UK-CARES Director Ellen J. Hahn (left) and UK-CARES Deputy Direct Erin Haynes (right).
Left: Craig Wilmhoff and students preparing their drone for the citizen science project in Perry County. Right: Drone in motion to collect water sample. Photos provided by UK-CARES.

LEXINGTON, Ky. (July 10, 2023) — The University of Kentucky Center for Appalachian Research in Environmental Sciences (UK-CARES) will continue its work to study major environmental health impacts on Kentuckians with a renewed award from the National Institute of Environmental Health Sciences (NIEHS), part of the National Institutes of Health (NIH).

The grant totaling $7.4 million will continue to fund UK-CARES over the next five years. The center was established in August 2017, with an initial $7.4 million NIEHS grant, making it an Environmental Health Sciences Core Center to enhance research across all spectrums — basic, clinical, epidemiological and translational.

UK-CARES is focused on studying environmental health impacts to air and water quality that are implicated in environmentally-induced disease, as well as emerging threats such as flooding and exposure to new contaminants.

“Over these last five years, our Commonwealth has been through one major event after another, from the COVID-19 pandemic to historic flooding and devastating tornadoes. The members of UK-CARES along with our community partners have done critical research to understand and address environmental health impacts,” said Ellen J. Hahn, Ph.D., a registered nurse, professor in the UK Colleges of Nursing and Public Health, and director of UK-CARES. “We will continue to learn with and from the community to tackle the environmental challenges facing the state and the health of its people, especially throughout Appalachia.”

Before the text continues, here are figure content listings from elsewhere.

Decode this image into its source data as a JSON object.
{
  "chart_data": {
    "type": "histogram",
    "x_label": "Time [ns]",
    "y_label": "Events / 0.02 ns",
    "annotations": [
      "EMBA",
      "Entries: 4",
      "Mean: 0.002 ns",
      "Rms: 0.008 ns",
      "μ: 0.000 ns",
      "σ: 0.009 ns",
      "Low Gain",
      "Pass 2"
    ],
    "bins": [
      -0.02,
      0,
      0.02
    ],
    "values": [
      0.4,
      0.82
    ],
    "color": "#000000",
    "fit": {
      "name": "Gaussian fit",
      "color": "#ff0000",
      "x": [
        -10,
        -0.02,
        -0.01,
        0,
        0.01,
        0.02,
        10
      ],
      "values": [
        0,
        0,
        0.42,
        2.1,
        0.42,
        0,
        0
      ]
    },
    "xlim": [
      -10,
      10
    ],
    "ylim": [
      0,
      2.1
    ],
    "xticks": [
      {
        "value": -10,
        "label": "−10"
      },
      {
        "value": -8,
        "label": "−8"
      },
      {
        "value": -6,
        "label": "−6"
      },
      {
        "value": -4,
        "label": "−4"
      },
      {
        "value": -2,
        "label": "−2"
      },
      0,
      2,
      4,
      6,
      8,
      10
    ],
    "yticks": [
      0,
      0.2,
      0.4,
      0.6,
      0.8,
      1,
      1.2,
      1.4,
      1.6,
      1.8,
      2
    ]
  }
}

The center provides pilot project funding, research expertise, career development, a faculty fellows program in science communication, mentorship, and community grants to facilitate innovative discovery and new understandings of environmental factors in disease initiation, progression and outcomes and their community impacts. You can learn more about those efforts here.

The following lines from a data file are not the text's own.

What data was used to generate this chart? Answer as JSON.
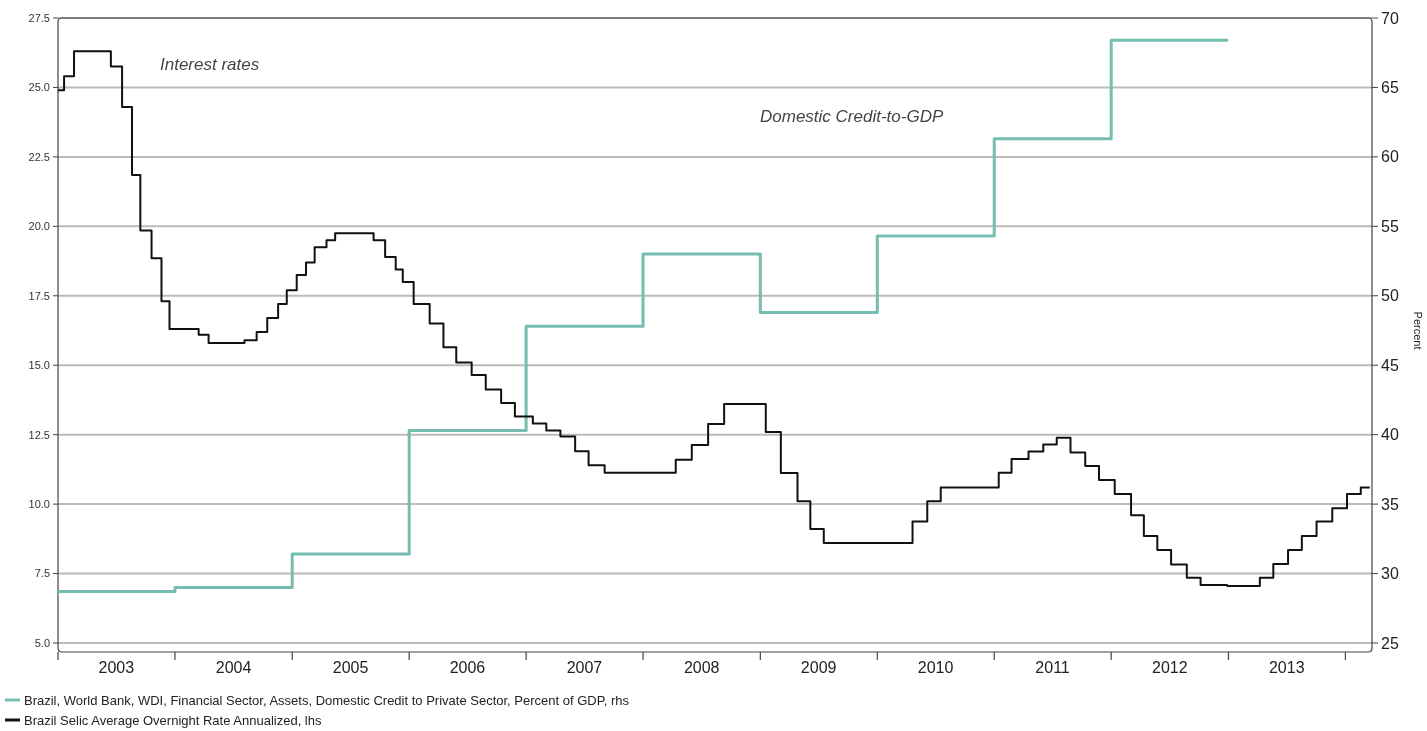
{
  "chart_data": {
    "type": "step",
    "series": [
      {
        "name": "Brazil, World Bank, WDI, Financial Sector, Assets, Domestic Credit to Private Sector, Percent of GDP, rhs",
        "color": "#76bdb1",
        "axis": "y2",
        "x": [
          "2003-01-01",
          "2004-01-01",
          "2005-01-01",
          "2006-01-01",
          "2007-01-01",
          "2008-01-01",
          "2009-01-01",
          "2010-01-01",
          "2011-01-01",
          "2012-01-01",
          "2012-12-31"
        ],
        "values": [
          28.7,
          29.0,
          31.4,
          40.3,
          47.8,
          53.0,
          48.8,
          54.3,
          61.3,
          68.4,
          68.4
        ]
      },
      {
        "name": "Brazil Selic Average Overnight Rate Annualized, lhs",
        "color": "#111111",
        "axis": "y",
        "x": [
          "2003-01-01",
          "2003-01-20",
          "2003-02-20",
          "2003-06-15",
          "2003-07-20",
          "2003-08-20",
          "2003-09-15",
          "2003-10-20",
          "2003-11-20",
          "2003-12-15",
          "2004-03-15",
          "2004-04-15",
          "2004-08-05",
          "2004-09-12",
          "2004-10-15",
          "2004-11-18",
          "2004-12-15",
          "2005-01-15",
          "2005-02-13",
          "2005-03-12",
          "2005-04-18",
          "2005-05-15",
          "2005-09-12",
          "2005-10-18",
          "2005-11-20",
          "2005-12-12",
          "2006-01-15",
          "2006-03-06",
          "2006-04-18",
          "2006-05-28",
          "2006-07-15",
          "2006-08-28",
          "2006-10-15",
          "2006-11-27",
          "2007-01-22",
          "2007-03-05",
          "2007-04-18",
          "2007-06-03",
          "2007-07-15",
          "2007-09-03",
          "2008-04-12",
          "2008-06-01",
          "2008-07-22",
          "2008-09-10",
          "2009-01-18",
          "2009-03-06",
          "2009-04-27",
          "2009-06-06",
          "2009-07-18",
          "2010-04-21",
          "2010-06-06",
          "2010-07-18",
          "2011-01-15",
          "2011-02-24",
          "2011-04-18",
          "2011-06-03",
          "2011-07-15",
          "2011-08-27",
          "2011-10-12",
          "2011-11-24",
          "2012-01-12",
          "2012-03-03",
          "2012-04-12",
          "2012-05-24",
          "2012-07-06",
          "2012-08-24",
          "2012-10-06",
          "2012-12-28",
          "2013-04-09",
          "2013-05-21",
          "2013-07-06",
          "2013-08-18",
          "2013-10-03",
          "2013-11-21",
          "2014-01-06",
          "2014-02-18",
          "2014-03-18"
        ],
        "values": [
          24.9,
          25.4,
          26.3,
          25.75,
          24.3,
          21.85,
          19.85,
          18.85,
          17.3,
          16.3,
          16.1,
          15.8,
          15.9,
          16.2,
          16.7,
          17.2,
          17.7,
          18.25,
          18.7,
          19.25,
          19.5,
          19.75,
          19.5,
          18.9,
          18.45,
          18.0,
          17.2,
          16.5,
          15.65,
          15.1,
          14.65,
          14.13,
          13.64,
          13.15,
          12.9,
          12.65,
          12.43,
          11.9,
          11.4,
          11.13,
          11.6,
          12.13,
          12.88,
          13.6,
          12.6,
          11.12,
          10.1,
          9.1,
          8.6,
          9.37,
          10.1,
          10.6,
          11.13,
          11.62,
          11.89,
          12.15,
          12.39,
          11.86,
          11.37,
          10.87,
          10.36,
          9.6,
          8.85,
          8.35,
          7.83,
          7.35,
          7.09,
          7.05,
          7.35,
          7.84,
          8.35,
          8.85,
          9.37,
          9.85,
          10.36,
          10.6,
          10.6
        ]
      }
    ],
    "xlim": [
      "2003-01-01",
      "2014-03-25"
    ],
    "xticks": [
      {
        "value": "2003-01-01",
        "label": null
      },
      {
        "value": "2003-07-02",
        "label": "2003"
      },
      {
        "value": "2004-01-01",
        "label": null
      },
      {
        "value": "2004-07-02",
        "label": "2004"
      },
      {
        "value": "2005-01-01",
        "label": null
      },
      {
        "value": "2005-07-02",
        "label": "2005"
      },
      {
        "value": "2006-01-01",
        "label": null
      },
      {
        "value": "2006-07-02",
        "label": "2006"
      },
      {
        "value": "2007-01-01",
        "label": null
      },
      {
        "value": "2007-07-02",
        "label": "2007"
      },
      {
        "value": "2008-01-01",
        "label": null
      },
      {
        "value": "2008-07-02",
        "label": "2008"
      },
      {
        "value": "2009-01-01",
        "label": null
      },
      {
        "value": "2009-07-02",
        "label": "2009"
      },
      {
        "value": "2010-01-01",
        "label": null
      },
      {
        "value": "2010-07-02",
        "label": "2010"
      },
      {
        "value": "2011-01-01",
        "label": null
      },
      {
        "value": "2011-07-02",
        "label": "2011"
      },
      {
        "value": "2012-01-01",
        "label": null
      },
      {
        "value": "2012-07-02",
        "label": "2012"
      },
      {
        "value": "2013-01-01",
        "label": null
      },
      {
        "value": "2013-07-02",
        "label": "2013"
      },
      {
        "value": "2014-01-01",
        "label": null
      }
    ],
    "ylim": [
      5,
      27.5
    ],
    "yticks": [
      {
        "value": 5,
        "label": "5.0"
      },
      {
        "value": 7.5,
        "label": "7.5"
      },
      {
        "value": 10,
        "label": "10.0"
      },
      {
        "value": 12.5,
        "label": "12.5"
      },
      {
        "value": 15,
        "label": "15.0"
      },
      {
        "value": 17.5,
        "label": "17.5"
      },
      {
        "value": 20,
        "label": "20.0"
      },
      {
        "value": 22.5,
        "label": "22.5"
      },
      {
        "value": 25,
        "label": "25.0"
      },
      {
        "value": 27.5,
        "label": "27.5"
      }
    ],
    "y2lim": [
      25,
      70
    ],
    "y2ticks": [
      25,
      30,
      35,
      40,
      45,
      50,
      55,
      60,
      65,
      70
    ],
    "y2label": "Percent",
    "annotations": [
      "Interest rates",
      "Domestic Credit-to-GDP"
    ],
    "grid": "y",
    "legend": "bottom"
  }
}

“The research conducted within UK-CARES is a tangible fulfillment of the University of Kentucky’s mission to serve the Commonwealth, specifically the people who face the highest rates of chronic diseases and the regions that face tremendous environmental challenges,” said Lisa Cassis, UK vice president for research. “The renewal of this award will allow investigators across our institution and stakeholders in the community to continue to partner to find solutions to these pressing environmental health issues in Appalachian Kentucky and beyond.”

UK-CARES is housed in the College of Nursing. The center has an interdisciplinary team of researchers across the Colleges of Medicine, Nursing, Public Health and Engineering, as well as the Gill Heart Institute, Kentucky Water Research Institute, Markey Cancer Center, BREATHE, UK Center for Excellence in Rural Health and Kentucky Homeplace, and the USA Drone Port in Hazard, Kentucky. 

UK-CARES has an active Stakeholder Advisory Board including representatives from Appalachian Citizens Law Center, Appalachian Voices, Benham City Council, Lindsey Wilson College, Ohio Living Home Health and Hospice, Southeast Kentucky Community and Technical College, Southern Kentucky AHEC, University Center of the Mountains and community advocates.  

UK-CARES also offers different types of memberships for those interested in contributing to the breadth of environmental health research at the center. You can find more information here.

Research reported in this publication was supported by the National Institute of Environmental Health Sciences of the National Institutes of Health under Award Number P30ES026529. The content is solely the responsibility of the authors and does not necessarily represent the official views of the National Institutes of Health.